Dans cet essai très clair,
Paulin Ismard évoque principalement Athènes à l'époque classique mais développe aussi le rôle de l'esclave public, le dêmosios, dans d'autres cités. Il distingue le dêmosios, au service de la cité, de l'esclave royal, dévoué, lui, à la personne du roi et dont la puissance ne dépend que du bon vouloir de son maître
Dans un premier chapitre, il revient sur le genèse de l'esclave public: à l'époque de la Grèce archaïque, les détenteurs d'un savoir particulier, une technê (comme le travail des métaux par exemple), se déplacent de cité en cité, y restent quelque temps puis repartent. de fait, les détenteurs de savoirs particuliers ne sont pas intégrés dans la cité.
Avec le développement de l'esclavage-marchandise et la réorganisation des communautés civiques le personnage du dêmosios se met en place.

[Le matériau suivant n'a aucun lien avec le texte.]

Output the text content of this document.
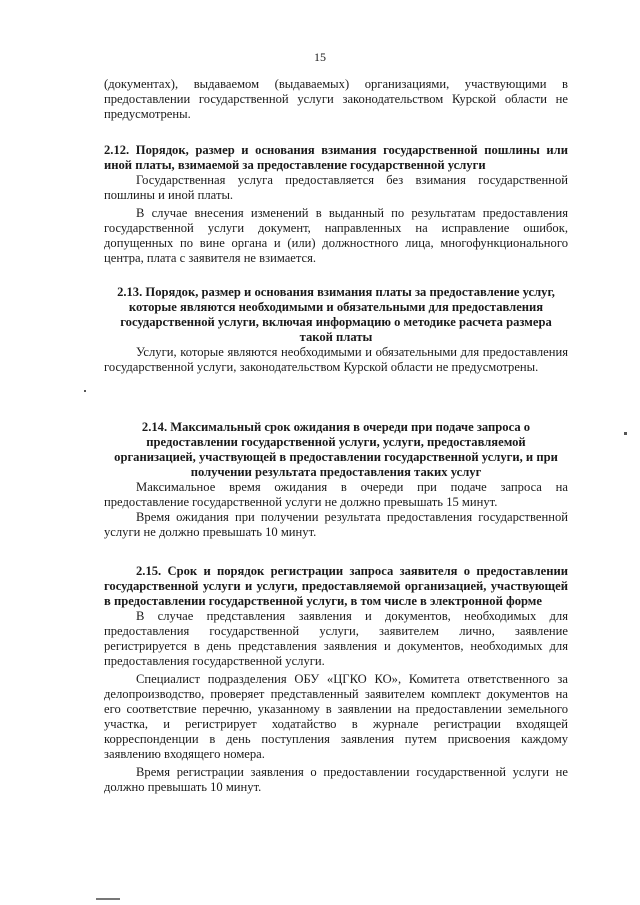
15

(документах), выдаваемом (выдаваемых) организациями, участвующими в предоставлении государственной услуги законодательством Курской области не предусмотрены.

2.12. Порядок, размер и основания взимания государственной пошлины или иной платы, взимаемой за предоставление государственной услуги

Государственная услуга предоставляется без взимания государственной пошлины и иной платы.

В случае внесения изменений в выданный по результатам предоставления государственной услуги документ, направленных на исправление ошибок, допущенных по вине органа и (или) должностного лица, многофункционального центра, плата с заявителя не взимается.

2.13. Порядок, размер и основания взимания платы за предоставление услуг, которые являются необходимыми и обязательными для предоставления государственной услуги, включая информацию о методике расчета размера такой платы

Услуги, которые являются необходимыми и обязательными для предоставления государственной услуги, законодательством Курской области не предусмотрены.

2.14. Максимальный срок ожидания в очереди при подаче запроса о предоставлении государственной услуги, услуги, предоставляемой организацией, участвующей в предоставлении государственной услуги, и при получении результата предоставления таких услуг

Максимальное время ожидания в очереди при подаче запроса на предоставление государственной услуги не должно превышать 15 минут.

Время ожидания при получении результата предоставления государственной услуги не должно превышать 10 минут.

2.15. Срок и порядок регистрации запроса заявителя о предоставлении государственной услуги и услуги, предоставляемой организацией, участвующей в предоставлении государственной услуги, в том числе в электронной форме

В случае представления заявления и документов, необходимых для предоставления государственной услуги, заявителем лично, заявление регистрируется в день представления заявления и документов, необходимых для предоставления государственной услуги.

Специалист подразделения ОБУ «ЦГКО КО», Комитета ответственного за делопроизводство, проверяет представленный заявителем комплект документов на его соответствие перечню, указанному в заявлении на предоставлении земельного участка, и регистрирует ходатайство в журнале регистрации входящей корреспонденции в день поступления заявления путем присвоения каждому заявлению входящего номера.

Время регистрации заявления о предоставлении государственной услуги не должно превышать 10 минут.
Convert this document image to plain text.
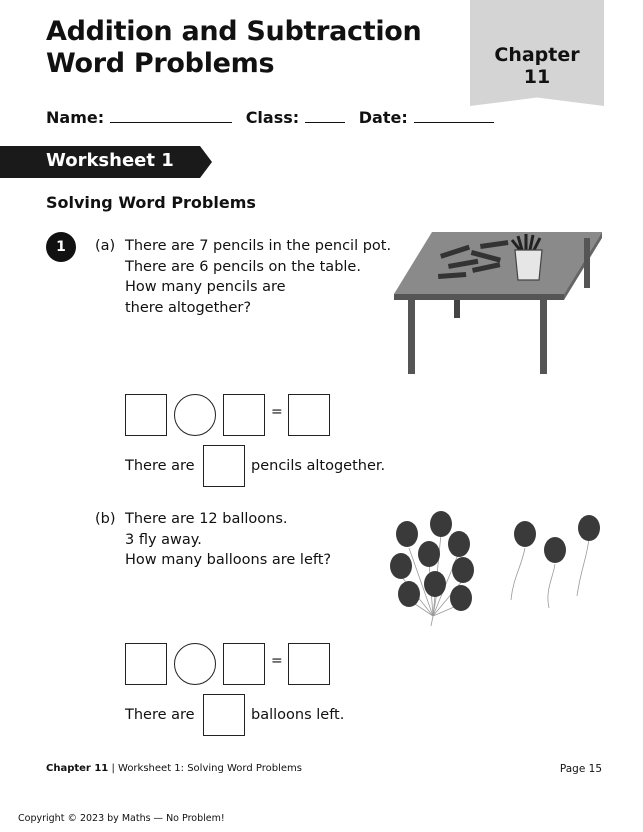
Addition and Subtraction
Word Problems	Chapter
11
Name:	Class:	Date:
Worksheet 1
Solving Word Problems
1	(a) There are 7 pencils in the pencil pot.
There are 6 pencils on the table.
How many pencils are
there altogether?
=
There are	pencils altogether.
(b) There are 12 balloons.
3 fly away.
How many balloons are left?
=
There are	balloons left.
Chapter 11 | Worksheet 1: Solving Word Problems	Page 15
Copyright © 2023 by Maths — No Problem!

Les tâches qui sont confiées aux dêmosioi sont très diverses : des travaux publics à l'expertise des monnaies, en passant par l'organisation des séances du conseil des Cinq-Cents qui préparait les séances de l'Assemblée des citoyens. Des tâches qui requièrent donc une certaine technê, une certaine expertise dont sont dépourvus les citoyens athéniens. Ils exercent aussi la fonction de forces de l'ordre : "Ainsi l'Athènes de l'époque classique n'a-t-elle jamais connu d'autre force de police qu'un corps d'esclaves mis à la disposition de ses différents magistrats." Ça laisse rêveur, non?
Paradoxalement,
Paulin Ismard démontre ici que cet esclavage est constitutif de la démocratie athénienne: dans un souci d'égalité absolue, les membres des assemblées sont souvent tirés au sort et il est hors de question qu'un citoyen soit plus compétent que les autres. Les compétences revenaient donc à ces exclus du corps social, à ces sans-nom que l'on pouvait fouetter. A Athènes, "l'Etat ne s'est jamais incarné autrement que dans la pure négativité du corps-esclave du dêmosios." L'Etat ne peut pas prendre le pas sur la volonté commune.
Absolument passionnant, je l'ai dévoré en deux jours, le livre fait de nombreuses comparaisons avec d'autres sociétés esclavagistes. Je l'ai lu en consultant Les Mondes de l'esclavage pour les approfondir.